Panel OKs changes in graduation rules
BOISE – The state Board of Education reached a long-awaited goal Wednesday when the House Education Committee voted to accept its plan to increase math and science requirements in high school.
Now legislative budget writers will decide whether the state should pay for the rule change, which is expected to cost $1.4 million in its first year.
“To pass the rules was the first step,” said Education Board spokeswoman Luci Willits after the committee voted 11-7 in favor of the rule. “We’ve got a lot of work to do – but at least we can get going on it.”
The board introduced its curriculum plan last year to a mixed response. In January, the House Education Committee cast a tie vote on it, effectively taking no action, and then the Senate Education Committee rejected it, sending it back to the House panel for approval. Since then, the board has been working hard to promote it.
Education Committee members said Wednesday they received a flood of e-mails from constituents and interest groups who oppose the plan. Some opponents were worried the plan would cut into student time for electives such as music, art and religious seminary; others said it would take control away from school districts. Some said they were concerned the Joint Finance-Appropriations Committee would not approve money for the plan; others also feared students would drop out of high school if the requirements were too stiff.
Before the committee cast its second vote of the session on the matter Wednesday, Education Board President Rod Lewis said the board wouldn’t try to implement the rule unless money was approved.
Committee Chairman Jack Barraclough, who has supported the plan since it first appeared in his committee, asked his colleagues to give it a chance. He told them in a recent year, of the 60 percent of Idaho high school students who took the ACT college entrance test, only 21 percent were ready for college.
“I think they need a challenge,” said Barraclough, R-Idaho Falls.
Barraclough said the stream of e-mails against the proposal “set a record” Tuesday, but he counseled the panel to vote for the measure anyway. He noted there is a teacher running against him in the Republican primary as well as in the general election next fall, and his vote for the plan could hurt his political chances. “I’m probably risking more than most of you,” he said. But “we’re here to make tough votes.”
After the first vote in January, several committee members studied the plan and surveyed district superintendents to see what they thought of it. Rep. Jana Kemp, R-Boise, took part in that study; Wednesday she changed her vote from a no to a yes. She didn’t give her reasons.
Rep. Larry Bradford, R-Franklin, voted against the proposal for the second time Wednesday, saying the Education Board should create a plan more people accept.
“There are some concerns there, and we can make those concerns go away if we take the time,” he said.
The rule was created in response to statistics showing relatively few Idaho high school graduates go on to higher education – and those who do need remedial classes. The Education Board now requires only two years of math and two years of science, and four years of English for graduation; the rule increases that requirement to four years of math and three years of science and makes some other changes.

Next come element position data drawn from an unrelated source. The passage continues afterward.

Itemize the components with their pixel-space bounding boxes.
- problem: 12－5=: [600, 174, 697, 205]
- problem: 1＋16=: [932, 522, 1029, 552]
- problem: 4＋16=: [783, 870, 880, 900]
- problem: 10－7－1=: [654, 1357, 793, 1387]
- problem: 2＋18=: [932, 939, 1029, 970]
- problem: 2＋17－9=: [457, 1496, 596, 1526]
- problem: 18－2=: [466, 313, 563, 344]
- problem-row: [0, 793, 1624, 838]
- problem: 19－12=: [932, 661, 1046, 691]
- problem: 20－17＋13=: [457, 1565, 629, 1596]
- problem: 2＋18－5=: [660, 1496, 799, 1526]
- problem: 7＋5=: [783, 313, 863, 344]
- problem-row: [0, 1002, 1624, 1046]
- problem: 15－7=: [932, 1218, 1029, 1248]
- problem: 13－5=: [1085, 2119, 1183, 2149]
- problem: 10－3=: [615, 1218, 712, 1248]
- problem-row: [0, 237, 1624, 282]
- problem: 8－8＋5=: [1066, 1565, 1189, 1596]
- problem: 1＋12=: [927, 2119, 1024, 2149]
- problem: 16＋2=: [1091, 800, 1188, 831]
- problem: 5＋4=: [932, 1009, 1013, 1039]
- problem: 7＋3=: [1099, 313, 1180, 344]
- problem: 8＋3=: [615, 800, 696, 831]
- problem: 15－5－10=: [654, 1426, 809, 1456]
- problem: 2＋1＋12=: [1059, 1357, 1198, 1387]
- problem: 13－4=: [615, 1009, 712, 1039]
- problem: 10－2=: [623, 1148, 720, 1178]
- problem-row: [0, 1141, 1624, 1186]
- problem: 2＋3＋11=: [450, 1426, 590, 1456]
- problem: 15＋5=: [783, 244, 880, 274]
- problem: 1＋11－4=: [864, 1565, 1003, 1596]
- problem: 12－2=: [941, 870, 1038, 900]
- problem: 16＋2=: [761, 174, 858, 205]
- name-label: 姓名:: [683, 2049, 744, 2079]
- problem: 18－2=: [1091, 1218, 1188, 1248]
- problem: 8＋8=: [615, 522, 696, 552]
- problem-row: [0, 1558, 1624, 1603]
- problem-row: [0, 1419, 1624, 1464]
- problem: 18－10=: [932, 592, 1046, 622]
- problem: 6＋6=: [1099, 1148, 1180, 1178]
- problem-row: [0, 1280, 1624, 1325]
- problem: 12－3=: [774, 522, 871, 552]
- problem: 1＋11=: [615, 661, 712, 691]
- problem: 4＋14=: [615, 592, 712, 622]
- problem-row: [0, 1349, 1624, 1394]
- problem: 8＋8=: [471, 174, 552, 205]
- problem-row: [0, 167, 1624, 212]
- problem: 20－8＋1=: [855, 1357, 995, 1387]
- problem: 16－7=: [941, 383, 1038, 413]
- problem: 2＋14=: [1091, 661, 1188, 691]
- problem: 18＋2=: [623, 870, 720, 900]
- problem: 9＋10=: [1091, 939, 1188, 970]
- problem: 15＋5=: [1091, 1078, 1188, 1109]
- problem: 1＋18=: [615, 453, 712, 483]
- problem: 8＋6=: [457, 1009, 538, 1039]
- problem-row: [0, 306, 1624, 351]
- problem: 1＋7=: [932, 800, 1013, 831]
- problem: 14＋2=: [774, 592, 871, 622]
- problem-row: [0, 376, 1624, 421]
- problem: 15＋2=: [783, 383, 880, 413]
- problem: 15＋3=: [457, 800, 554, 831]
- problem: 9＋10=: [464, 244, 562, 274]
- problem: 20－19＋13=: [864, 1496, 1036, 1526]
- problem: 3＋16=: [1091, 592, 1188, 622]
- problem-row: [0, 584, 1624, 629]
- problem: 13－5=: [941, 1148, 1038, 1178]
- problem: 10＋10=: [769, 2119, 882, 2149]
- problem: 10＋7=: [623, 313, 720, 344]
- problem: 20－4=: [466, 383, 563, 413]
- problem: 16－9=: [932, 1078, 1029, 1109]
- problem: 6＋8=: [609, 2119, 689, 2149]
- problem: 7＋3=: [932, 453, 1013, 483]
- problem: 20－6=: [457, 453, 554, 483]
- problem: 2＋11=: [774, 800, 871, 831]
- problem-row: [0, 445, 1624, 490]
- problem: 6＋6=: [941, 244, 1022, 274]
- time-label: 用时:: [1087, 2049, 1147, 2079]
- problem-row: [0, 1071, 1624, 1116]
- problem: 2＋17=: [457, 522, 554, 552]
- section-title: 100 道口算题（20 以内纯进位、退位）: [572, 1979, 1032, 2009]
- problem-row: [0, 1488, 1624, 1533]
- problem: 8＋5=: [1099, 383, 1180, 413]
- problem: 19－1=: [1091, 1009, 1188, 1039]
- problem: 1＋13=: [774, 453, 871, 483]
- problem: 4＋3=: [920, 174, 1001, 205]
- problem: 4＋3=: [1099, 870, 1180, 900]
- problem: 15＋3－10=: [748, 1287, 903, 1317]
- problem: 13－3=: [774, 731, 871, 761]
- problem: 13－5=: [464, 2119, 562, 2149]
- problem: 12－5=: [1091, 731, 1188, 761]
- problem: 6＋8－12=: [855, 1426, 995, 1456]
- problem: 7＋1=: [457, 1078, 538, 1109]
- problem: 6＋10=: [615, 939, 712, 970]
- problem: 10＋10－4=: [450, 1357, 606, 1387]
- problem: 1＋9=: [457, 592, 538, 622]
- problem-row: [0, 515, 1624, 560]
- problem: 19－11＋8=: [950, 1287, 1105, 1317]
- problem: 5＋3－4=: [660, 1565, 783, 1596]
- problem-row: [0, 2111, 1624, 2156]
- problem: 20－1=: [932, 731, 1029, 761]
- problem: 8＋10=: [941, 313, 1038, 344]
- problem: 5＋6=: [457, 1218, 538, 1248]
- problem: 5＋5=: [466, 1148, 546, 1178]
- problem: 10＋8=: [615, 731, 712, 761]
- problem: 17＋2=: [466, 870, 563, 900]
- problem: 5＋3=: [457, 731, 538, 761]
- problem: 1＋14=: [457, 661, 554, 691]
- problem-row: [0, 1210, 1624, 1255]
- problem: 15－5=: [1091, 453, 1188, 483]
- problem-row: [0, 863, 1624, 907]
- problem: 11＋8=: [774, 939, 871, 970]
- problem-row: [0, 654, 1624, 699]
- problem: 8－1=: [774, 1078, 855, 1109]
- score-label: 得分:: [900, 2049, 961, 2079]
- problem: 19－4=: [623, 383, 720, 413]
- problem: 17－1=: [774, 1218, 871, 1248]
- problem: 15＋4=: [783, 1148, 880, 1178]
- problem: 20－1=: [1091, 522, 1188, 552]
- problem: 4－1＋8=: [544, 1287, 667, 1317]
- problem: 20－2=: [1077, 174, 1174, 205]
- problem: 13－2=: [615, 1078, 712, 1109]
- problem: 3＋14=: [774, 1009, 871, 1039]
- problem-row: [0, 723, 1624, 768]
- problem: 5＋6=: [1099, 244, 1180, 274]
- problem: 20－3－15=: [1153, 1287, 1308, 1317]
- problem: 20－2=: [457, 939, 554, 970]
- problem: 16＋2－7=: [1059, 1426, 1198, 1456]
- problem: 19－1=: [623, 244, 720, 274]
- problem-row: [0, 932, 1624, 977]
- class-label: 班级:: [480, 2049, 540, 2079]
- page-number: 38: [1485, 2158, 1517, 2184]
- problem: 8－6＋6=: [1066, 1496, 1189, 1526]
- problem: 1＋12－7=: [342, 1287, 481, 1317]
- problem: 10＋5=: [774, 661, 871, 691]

The cost of the plan is expected to increase to $17 million annually by 2013. The annual education budget is now just over $1 billion.
As a proposed rule change – not a law – the measure needed only to avoid rejection by one of the two education committees to go into effect. But members of the budget writing committee said they wouldn’t act until the House Education Committee voted on it again.
Now that they have, the Joint Finance-Appropriations Committee will likely take up the matter up next week, said Sen. Dean Cameron, R-Rupert, JFAC co-chairman.
Cameron said JFAC doesn’t need to accept or reject paying $1.4 million for the first year of implementing the rule; it might approve some of the spending for one part of the plan, such as teacher training – or might add language to the appropriation bill directing how the money should be spent.